Dimensiones del espacio escénico

(aproximadas : de A a B y C a D : 3 metros; de A a C y B a D : 2.50 metros)

Personaje: Hombre desnudo pintado todo de verde.

Sentado en una silla en medio del escenario

(espacio delimitado por los vértices A, B, C y D).

 

Una vez el público instalado se enciende una luz que da directamente sobre el actor, el cual se encuentra sentado con los ojos cerrados exactamente en el centro del escenario de frente al público y con un libro de tapas gruesas verdes y con las hojas completamente en blanco.

La luz da de pleno sobre el actor y forma un cono perfectamente limitado. Silencio. El actor permanece inmóvil sin abrir los ojos un minuto. Suena un timbre. Abre los ojos, mira fijamente al público y recorre lentamente con la mirada toda la platea. Cuando termina mira hacia el frente.

Suena otro timbre, abre el libro y empieza a leerlo para si mismo sin pronunciar palabra. (un minuto)

Suena otro timbre, cierra el libro se incorpora, deposita el libro cerrado sobre la silla y se dirige hacia el vértice A. En el vértice A lo ilumina de lleno sobre la cara otra luz mientras queda también iluminado el libro sobre la silla.

(un minuto) Suena otro timbre y empieza a hablar.

Uno: (texto) Leo todas las noches. Me cultivo. Dejo volar mi imaginación al compás de las palabras impresas en el gran libro verde de la sabiduría. Me escucho a mi mismo, como si eso fuera posible. Puede uno escucharse a sí mismo? Puede, uno? Nadie contesta? Que ocurre, nadie sabe la respuesta o nadie se anima a darla?. No importa, ya es tarde. (Se da media vuelta y se dirije al punto D, se apaga la luz en A y se enciende una luz en D que ilumina de los hombros hacia arriba).( De espaldas empieza a vociferar)
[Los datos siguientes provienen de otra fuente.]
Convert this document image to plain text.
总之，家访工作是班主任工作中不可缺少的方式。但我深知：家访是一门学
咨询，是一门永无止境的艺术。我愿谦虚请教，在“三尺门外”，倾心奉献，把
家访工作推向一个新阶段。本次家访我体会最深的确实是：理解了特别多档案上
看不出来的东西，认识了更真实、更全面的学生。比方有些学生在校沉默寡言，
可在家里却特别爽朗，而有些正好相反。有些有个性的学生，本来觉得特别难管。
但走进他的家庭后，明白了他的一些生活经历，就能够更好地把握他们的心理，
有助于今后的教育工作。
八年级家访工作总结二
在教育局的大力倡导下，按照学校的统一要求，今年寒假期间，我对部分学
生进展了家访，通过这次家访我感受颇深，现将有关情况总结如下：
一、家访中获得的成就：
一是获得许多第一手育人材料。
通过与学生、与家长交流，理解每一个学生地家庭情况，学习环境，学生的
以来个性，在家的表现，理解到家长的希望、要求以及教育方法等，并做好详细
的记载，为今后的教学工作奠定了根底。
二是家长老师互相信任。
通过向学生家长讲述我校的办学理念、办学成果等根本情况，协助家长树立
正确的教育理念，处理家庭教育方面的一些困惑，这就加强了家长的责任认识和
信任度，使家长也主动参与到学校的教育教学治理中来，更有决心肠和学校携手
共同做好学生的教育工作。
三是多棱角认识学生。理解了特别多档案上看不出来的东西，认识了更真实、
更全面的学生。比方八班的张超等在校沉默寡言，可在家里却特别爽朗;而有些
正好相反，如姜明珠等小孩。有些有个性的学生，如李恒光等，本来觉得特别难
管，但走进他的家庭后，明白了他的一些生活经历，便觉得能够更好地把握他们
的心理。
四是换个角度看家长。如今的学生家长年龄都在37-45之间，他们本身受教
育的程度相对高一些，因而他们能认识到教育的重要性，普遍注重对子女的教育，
Mi mismo! Mi mismo pie dio de puntadas cuatro veces una noche. Es que no hay nadie que comprenda tan brutal significado! Vueltas y vueltas sobre lo mismo no es lo mismo en cuatro vueltas! (Silencio)

(Vuelve al centro, se sienta, abre el libro y lee pausadamente) Es necesario comprender la magnitud del magneto. Su idiosincrasia, su estilo de vida y la verdad sobre su implicancia en el manejo diario de las situaciones conflictivas. (Cierra el libro, pasea su vista sobre la platea, se incorpora, deja el libro sobre la silla y se dirije al punto B (se enciende una luz que lo ilumina de los hombros para arriba igual que en A y D, en toda la obra, salvo indicación en contrario siempre hay una luz circular sobre la silla del medio y cada vez que el personaje se dirije a alguno de los vértices, se enciende una luz en ese vértice que se apaga cuando el personaje deja el lugar) Circunstancialmente, sin circuncisiones, se ha manifestado la inutilidad de lo sublime. Como si sublimar estuviera al alcance de todos. Como si fuera un manifiesto continuo de cháchara barata, circunloquio exquisito de roscas de pascua exhumadas a último momento, casi crudas, llenas de versos mentirosos e inconclusos, perdidos en un mar de chocolate y aceite para al final, ser sólo materia prima excelsa, finamente degustada al borde del mostrador sin otro más testigo que la triste cucaracha que serpenteaba el largo y duro camino del almíbar. (se detiene, mira al público y espera un minuto en silencio, suena un timbre) (vuelve a la silla, se sienta, abre el libro y continúa leyendo en silencio un minuto, suena otro timbre y empieza a leer en voz alta). Todas las mañanas, casi como un rito sagrado, sin esperar que nadie me lo diga, cepillo mis dientes furiosamente cincuenta veces de arriba hacia abajo y treinta veces de abajo hacia arriba. Este procedimiento no debe detenerse ni siquiera ante la aparición de algún líquido elemento (sangre, saliva , sudor o lágrimas) hasta no haber completado fehacientemente el proceso depurativo, el cual en caso de dudas se deberá llevar a cabo en presencia de escribano público matriculado en el colegio de escribanos de la Capital Federal o en su defecto perito mercantil egresado del colegio Carlos Pellegrini antes del año 1996. Dicho proceso puede no llevarse a cabo sólo en los siguientes casos: a) mordedura de perro rabioso en las últimas cuarenta y ocho horas. b) no haber ingerido alimento sólido alguno en las últimas noventa y seis horas. c) ser ese día veintinueve de febrero d) llevar mas de una hora de fallecido.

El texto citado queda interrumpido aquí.